Definition of Works Contract [Section 65B(54)]
“Works contract” means a contract wherein transfer of property in goods involved in the execution of such contract is leviable to tax as sale of goods and such contract is for the purpose of carrying out construction, erection, commissioning, installation, completion, fitting out, repair, maintenance, renovation, alteration of any movable or immovable property or for carrying out any other similar activity or a part thereof in relation to such property.
It is relevant to note that works contract is deemed to be a sale in terms of Article 366(29A) of the Constitution. Though deemed sale is not a service as per the definition of ‘Service’, the legislature has carefully drafted the Act to include service portion in the works contract under service tax net.This has been specifically declared as a service so as to remove the confusion on whether service tax is applicable when the said service is covered under the levy of VAT/ sales tax. Presently the law declared by the Larger Bench in the case of L & T Ltd. vs CST [2015-TIOL-527-CESTAT-DEL-LB], is that a works contract can be segregated into a contract of sale of goods and contract of provision of service even before 01.06.2007. This declared list entry has been incorporated to capture this position of l aw in simple terms.
Exemptions under Notification 25/2012-ST dated 20.06.2012
In simple terms, back to back works contract means the 100% sub-contracting of the original contract by the main contractor. In other words, the sub-contractor would provide the material and would execute the original contract. We will now see the taxability of back to back works contract.From the VAT perspective, though there is no direct contractual relationship between the sub-contractor and the contractee, the sub-contractor would be liable to pay VAT, by virtue of principle of accretion. It is to be noted that in the case of State of AP vs Larsen & Toubro Ltd. & Ors. [2008-TIOL-158-SC-VAT], Hon’ble Supreme Court held that when the work is sub-contracted, the material transfer in the said contract would be directly from the sub-contractor to the ultimate customer and it does not pass o n to the main contractor and from main contractor to the ultimate customer.From the Service Tax perspective, as discussed above, if the main contractor is providing works contract which is exempted, the sub-contractor would be eligible to exemption under entry 29(h).
In case of back to back contracts since the whole of the work is sub-contracted on back to back basis, the question arises as to, in the absence of transfer of property i n goods involved in the execution of such works contract, from the main contractor to contractee, whether the main contractor is eligible to be called as works contractor. In this regard, recently the Bangalore Larger Bench in the case of Lanco Infratech Ltd. vs CCE & ST [2015-TIOL-768-CESTAT-BANG-LB], held that in such scenario the main contractor cannot be considered as works contractor. This decision has basically overruled the decision in the case of Ramky Infrastructure Ltd. vs CST 2013 (29) STR 33 (Tri.-Bang), wherein it was held that it is sufficient to consider the main contractor as works contractor, since the contract between main contractor and contractee involves transfer of property.

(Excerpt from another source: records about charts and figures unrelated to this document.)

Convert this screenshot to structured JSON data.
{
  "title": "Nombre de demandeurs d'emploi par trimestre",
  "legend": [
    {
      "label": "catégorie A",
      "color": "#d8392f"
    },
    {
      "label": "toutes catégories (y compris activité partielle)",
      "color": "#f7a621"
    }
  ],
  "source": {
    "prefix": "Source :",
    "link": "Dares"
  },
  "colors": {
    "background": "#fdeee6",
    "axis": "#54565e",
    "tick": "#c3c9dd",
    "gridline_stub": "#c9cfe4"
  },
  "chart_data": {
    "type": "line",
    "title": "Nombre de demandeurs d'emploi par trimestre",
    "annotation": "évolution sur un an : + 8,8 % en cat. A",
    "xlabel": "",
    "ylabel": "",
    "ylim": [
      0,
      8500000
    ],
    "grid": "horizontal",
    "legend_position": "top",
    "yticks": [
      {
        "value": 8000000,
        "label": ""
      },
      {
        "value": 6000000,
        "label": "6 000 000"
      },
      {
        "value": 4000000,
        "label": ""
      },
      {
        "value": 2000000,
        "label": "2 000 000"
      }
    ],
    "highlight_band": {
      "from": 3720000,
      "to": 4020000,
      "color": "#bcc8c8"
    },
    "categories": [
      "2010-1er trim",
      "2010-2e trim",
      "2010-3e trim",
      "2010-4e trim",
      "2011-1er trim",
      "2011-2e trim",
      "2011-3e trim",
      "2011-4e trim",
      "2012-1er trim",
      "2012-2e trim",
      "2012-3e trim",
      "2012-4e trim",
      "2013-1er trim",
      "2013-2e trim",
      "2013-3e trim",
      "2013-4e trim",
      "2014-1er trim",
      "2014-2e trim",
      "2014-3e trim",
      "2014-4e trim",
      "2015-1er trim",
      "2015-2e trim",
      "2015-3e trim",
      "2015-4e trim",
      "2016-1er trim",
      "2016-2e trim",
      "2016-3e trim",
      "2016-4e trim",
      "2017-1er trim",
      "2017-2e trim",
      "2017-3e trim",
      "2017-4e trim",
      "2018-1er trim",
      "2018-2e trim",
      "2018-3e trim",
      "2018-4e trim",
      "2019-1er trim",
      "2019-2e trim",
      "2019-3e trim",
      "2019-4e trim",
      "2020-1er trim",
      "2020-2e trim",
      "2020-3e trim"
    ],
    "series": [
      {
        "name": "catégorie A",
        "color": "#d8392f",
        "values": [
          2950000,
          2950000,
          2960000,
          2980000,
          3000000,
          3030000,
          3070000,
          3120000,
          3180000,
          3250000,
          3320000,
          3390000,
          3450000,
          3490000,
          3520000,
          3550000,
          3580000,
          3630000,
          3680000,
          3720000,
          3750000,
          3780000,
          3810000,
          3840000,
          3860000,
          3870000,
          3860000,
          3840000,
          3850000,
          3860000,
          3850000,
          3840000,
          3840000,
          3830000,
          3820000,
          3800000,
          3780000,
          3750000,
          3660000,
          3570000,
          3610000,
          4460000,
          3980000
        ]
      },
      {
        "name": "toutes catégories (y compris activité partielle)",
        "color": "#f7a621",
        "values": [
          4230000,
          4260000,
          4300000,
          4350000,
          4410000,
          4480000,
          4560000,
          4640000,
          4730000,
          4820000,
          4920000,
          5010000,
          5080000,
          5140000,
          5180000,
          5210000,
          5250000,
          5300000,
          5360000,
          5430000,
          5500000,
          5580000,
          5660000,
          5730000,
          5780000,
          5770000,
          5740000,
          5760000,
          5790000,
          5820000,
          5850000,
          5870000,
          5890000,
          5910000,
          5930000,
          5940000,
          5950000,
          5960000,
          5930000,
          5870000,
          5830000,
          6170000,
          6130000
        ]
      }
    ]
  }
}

However in the personal view of the paper writer the Lanco Infratech Ltd., decision cited above does not examine the difference in the wordings of the definition of ‘works contract’ as defined in Finance Act, 1994 and the principle of accretion adopted by Hon’ble Supreme Court in the case of Larsen & Toubro Ltd. cited above. The definition given in Service Tax only requires the transfer of property involved in the contract, which is subject matter of VAT/Sales Tax. It does not envisage that the liability should be on the service provider. However till any higher forum distinguishes the decision of Lanco Infratech Ltd., the law laid therein has to be followed.
It is to be noted that by virtue of Lanco decision, in back to back contracts, since the main contractor would not be called as a works contractor, the sub-contractor may not be eligible for the exemption under entry 29(h) of the Notification 25/2012-ST dated 20.06.2012 (assuming the main contract is exempted).